Five tracks of psychedelic punk rock and roll, recorded at mountain sound studios in Hull December 2013, produced by Paddy Tobin. Out now on Howling Invocations! Everything played and sang by Tommy Concrete except the drums which were hit by Paddy. This EP was done in one seventeen hour session, for no reason other than why not. The whole thing was written, recorded and mixed on the spot. I had no equipment of my own with me and just used the studios interesting and unique collection of weird old valve amps and guitars that I really wasn't used to. The whole thing was very interesting and I am pretty happy with what I came out with.

I'd never even played a baritone guitar before and totally fell in love with it, all the songs were written on this, these are a couple of the fucked up old valve combos that I used for everything, really really nice sounding even though I couldn't get them to distort!
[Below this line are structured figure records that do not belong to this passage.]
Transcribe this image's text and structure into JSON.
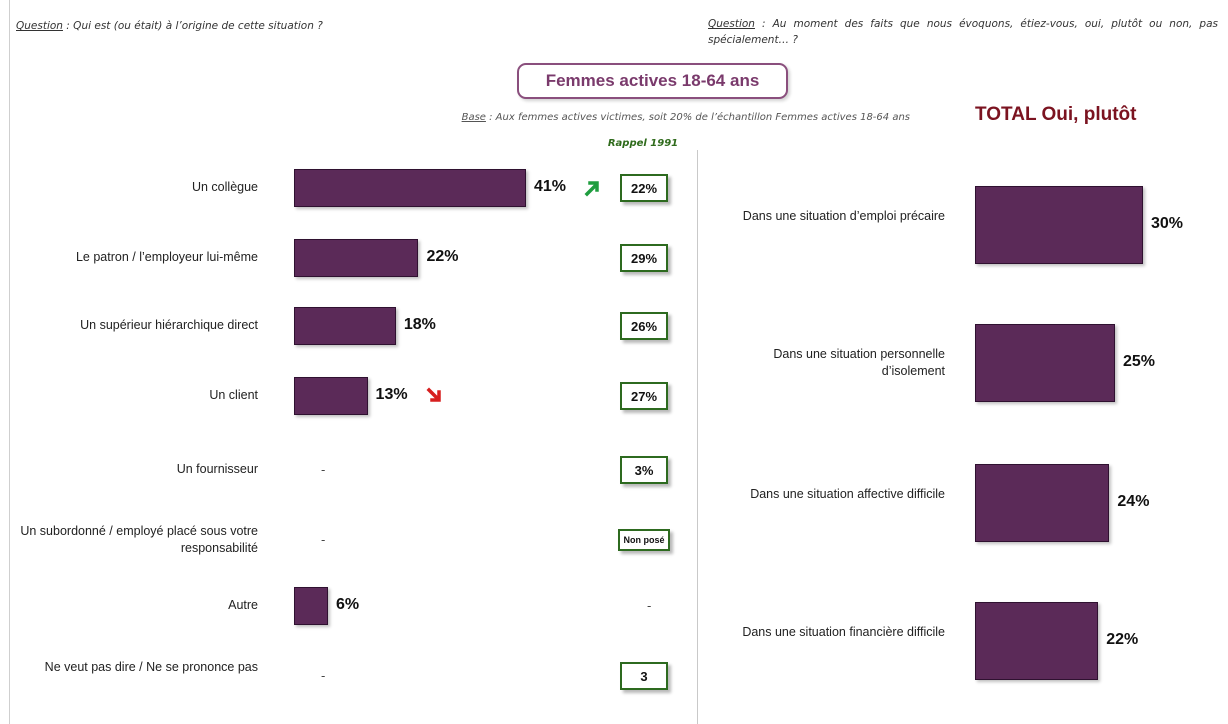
{
  "questions": {
    "left_label": "Question",
    "left_text": " : Qui est (ou était) à l’origine de cette situation ?",
    "right_label": "Question",
    "right_text": " : Au moment des faits que nous évoquons, étiez-vous, oui, plutôt ou non, pas spécialement… ?"
  },
  "title": "Femmes actives 18-64 ans",
  "base": {
    "label": "Base",
    "text": " : Aux femmes actives victimes, soit 20% de l’échantillon Femmes actives 18-64 ans"
  },
  "colors": {
    "bar": "#5b2a58",
    "up_arrow": "#1f9d3f",
    "down_arrow": "#d71f1f",
    "recall_border": "#2d6a1f"
  },
  "chart_data": [
    {
      "type": "bar",
      "orientation": "horizontal",
      "unit": "%",
      "categories": [
        "Un collègue",
        "Le patron / l’employeur lui-même",
        "Un supérieur hiérarchique direct",
        "Un client",
        "Un fournisseur",
        "Un subordonné / employé placé sous votre responsabilité",
        "Autre",
        "Ne veut pas dire / Ne se prononce pas"
      ],
      "series": [
        {
          "values": [
            41,
            22,
            18,
            13,
            null,
            null,
            6,
            null
          ]
        }
      ],
      "value_labels": [
        "41%",
        "22%",
        "18%",
        "13%",
        "-",
        "-",
        "6%",
        "-"
      ],
      "trend_icons": [
        "up-arrow-icon",
        "",
        "",
        "down-arrow-icon",
        "",
        "",
        "",
        ""
      ],
      "recall": {
        "header": "Rappel 1991",
        "labels": [
          "22%",
          "29%",
          "26%",
          "27%",
          "3%",
          "Non posé",
          "-",
          "3"
        ]
      }
    },
    {
      "type": "bar",
      "orientation": "horizontal",
      "unit": "%",
      "title": "TOTAL Oui, plutôt",
      "categories": [
        "Dans une situation d’emploi précaire",
        "Dans une situation personnelle d’isolement",
        "Dans une situation affective difficile",
        "Dans une situation financière difficile"
      ],
      "series": [
        {
          "values": [
            30,
            25,
            24,
            22
          ]
        }
      ],
      "value_labels": [
        "30%",
        "25%",
        "24%",
        "22%"
      ]
    }
  ]
}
I let the equipment lead me as to what the music should sound like.



I love Mountain Sound Studios strange collection of weird old valve guitar combo's, so I played through them all at once. 

This Antoria semi acoustic was pretty nice, but it was so fucking fragile I was constantly worried it would snap or explode if I played it too hard! I got some really nice clean leads and Hank Marvin style whammy shit out of it. I tried to do a bit of death metal on it, but it nearly disintergrated after only a few bars.
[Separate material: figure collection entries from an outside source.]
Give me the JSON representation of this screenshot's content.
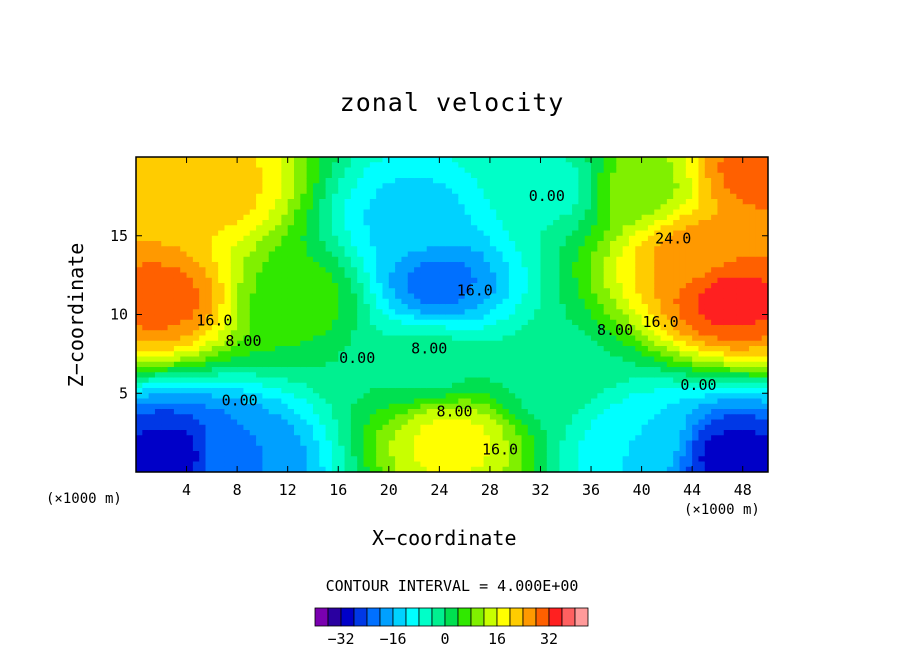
{
  "chart_data": {
    "type": "heatmap",
    "title": "zonal velocity",
    "xlabel": "X−coordinate",
    "ylabel": "Z−coordinate",
    "x_unit_label": "(×1000 m)",
    "xlim": [
      0,
      50
    ],
    "ylim": [
      0,
      20
    ],
    "x_ticks": [
      4,
      8,
      12,
      16,
      20,
      24,
      28,
      32,
      36,
      40,
      44,
      48
    ],
    "y_ticks": [
      5,
      10,
      15
    ],
    "contour_interval_label": "CONTOUR INTERVAL = 4.000E+00",
    "contour_labels": [
      {
        "text": "16.0",
        "x": 6.2,
        "y": 9.6
      },
      {
        "text": "8.00",
        "x": 8.5,
        "y": 8.3
      },
      {
        "text": "0.00",
        "x": 8.2,
        "y": 4.5
      },
      {
        "text": "0.00",
        "x": 17.5,
        "y": 7.2
      },
      {
        "text": "8.00",
        "x": 23.2,
        "y": 7.8
      },
      {
        "text": "16.0",
        "x": 26.8,
        "y": 11.5
      },
      {
        "text": "8.00",
        "x": 25.2,
        "y": 3.8
      },
      {
        "text": "16.0",
        "x": 28.8,
        "y": 1.4
      },
      {
        "text": "0.00",
        "x": 32.5,
        "y": 17.5
      },
      {
        "text": "8.00",
        "x": 37.9,
        "y": 9.0
      },
      {
        "text": "16.0",
        "x": 41.5,
        "y": 9.5
      },
      {
        "text": "24.0",
        "x": 42.5,
        "y": 14.8
      },
      {
        "text": "0.00",
        "x": 44.5,
        "y": 5.5
      }
    ],
    "features": [
      {
        "x": 2,
        "z": 11,
        "u": 30
      },
      {
        "x": 6,
        "z": 18,
        "u": 22
      },
      {
        "x": 3,
        "z": 1,
        "u": -30
      },
      {
        "x": 8,
        "z": 1,
        "u": -20
      },
      {
        "x": 13,
        "z": 11,
        "u": 6
      },
      {
        "x": 22,
        "z": 16,
        "u": -14
      },
      {
        "x": 24,
        "z": 12,
        "u": -22
      },
      {
        "x": 23,
        "z": 7,
        "u": -2
      },
      {
        "x": 25,
        "z": 2,
        "u": 18
      },
      {
        "x": 33,
        "z": 6,
        "u": -2
      },
      {
        "x": 33,
        "z": 18,
        "u": -6
      },
      {
        "x": 40,
        "z": 18,
        "u": 10
      },
      {
        "x": 47,
        "z": 11,
        "u": 34
      },
      {
        "x": 44,
        "z": 14,
        "u": 26
      },
      {
        "x": 47,
        "z": 1,
        "u": -30
      },
      {
        "x": 40,
        "z": 2,
        "u": -12
      },
      {
        "x": 49,
        "z": 19,
        "u": 30
      }
    ],
    "colorbar": {
      "ticks": [
        -32,
        -16,
        0,
        16,
        32
      ],
      "levels": [
        -36,
        -32,
        -28,
        -24,
        -20,
        -16,
        -12,
        -8,
        -4,
        0,
        4,
        8,
        12,
        16,
        20,
        24,
        28,
        32,
        36
      ],
      "colors": [
        "#7a00b0",
        "#2a00a0",
        "#0000c8",
        "#0038e6",
        "#0070ff",
        "#00a0ff",
        "#00d2ff",
        "#00ffff",
        "#00ffc8",
        "#00f090",
        "#00e050",
        "#30e800",
        "#80f000",
        "#c8ff00",
        "#ffff00",
        "#ffcc00",
        "#ff9900",
        "#ff6000",
        "#ff2020",
        "#ff6060",
        "#ff9a9a"
      ]
    }
  }
}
I totally wiped myself out writing lyrics for this EP, which is why the last track on it is instrumental, I just couldn't think of anything else to say. Luckily Paddy was on hand for lyrical production advice such as 'Your dead Dada shoulda given you a warning' and such gems.
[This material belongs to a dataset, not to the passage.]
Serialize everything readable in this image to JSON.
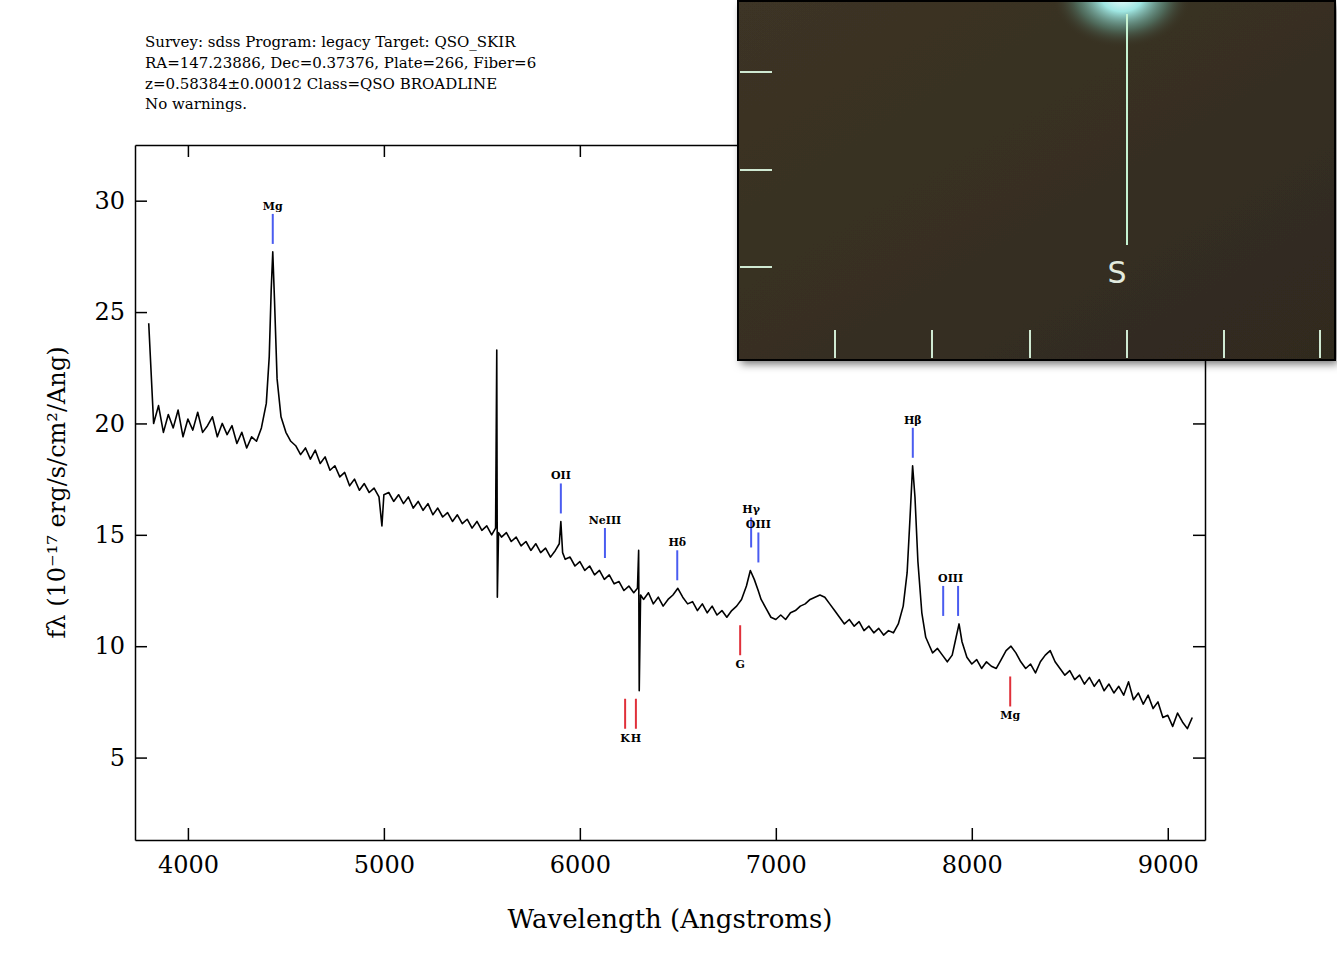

It's nice for me to see that I don't have 'an egg in the nest'. My hair is no longer the voluminous waterfall of tubular follicles that it used to be, but I am glad to be sporting 'full coverage'. Sure I have got a Ray Reardon widows peak at the front, but my heavy metal heart-throb days are over anyway. Now I look forward to retiring into thick jumpers and strange psychedelic rock n roll eps, so my mane is irrelevant at last.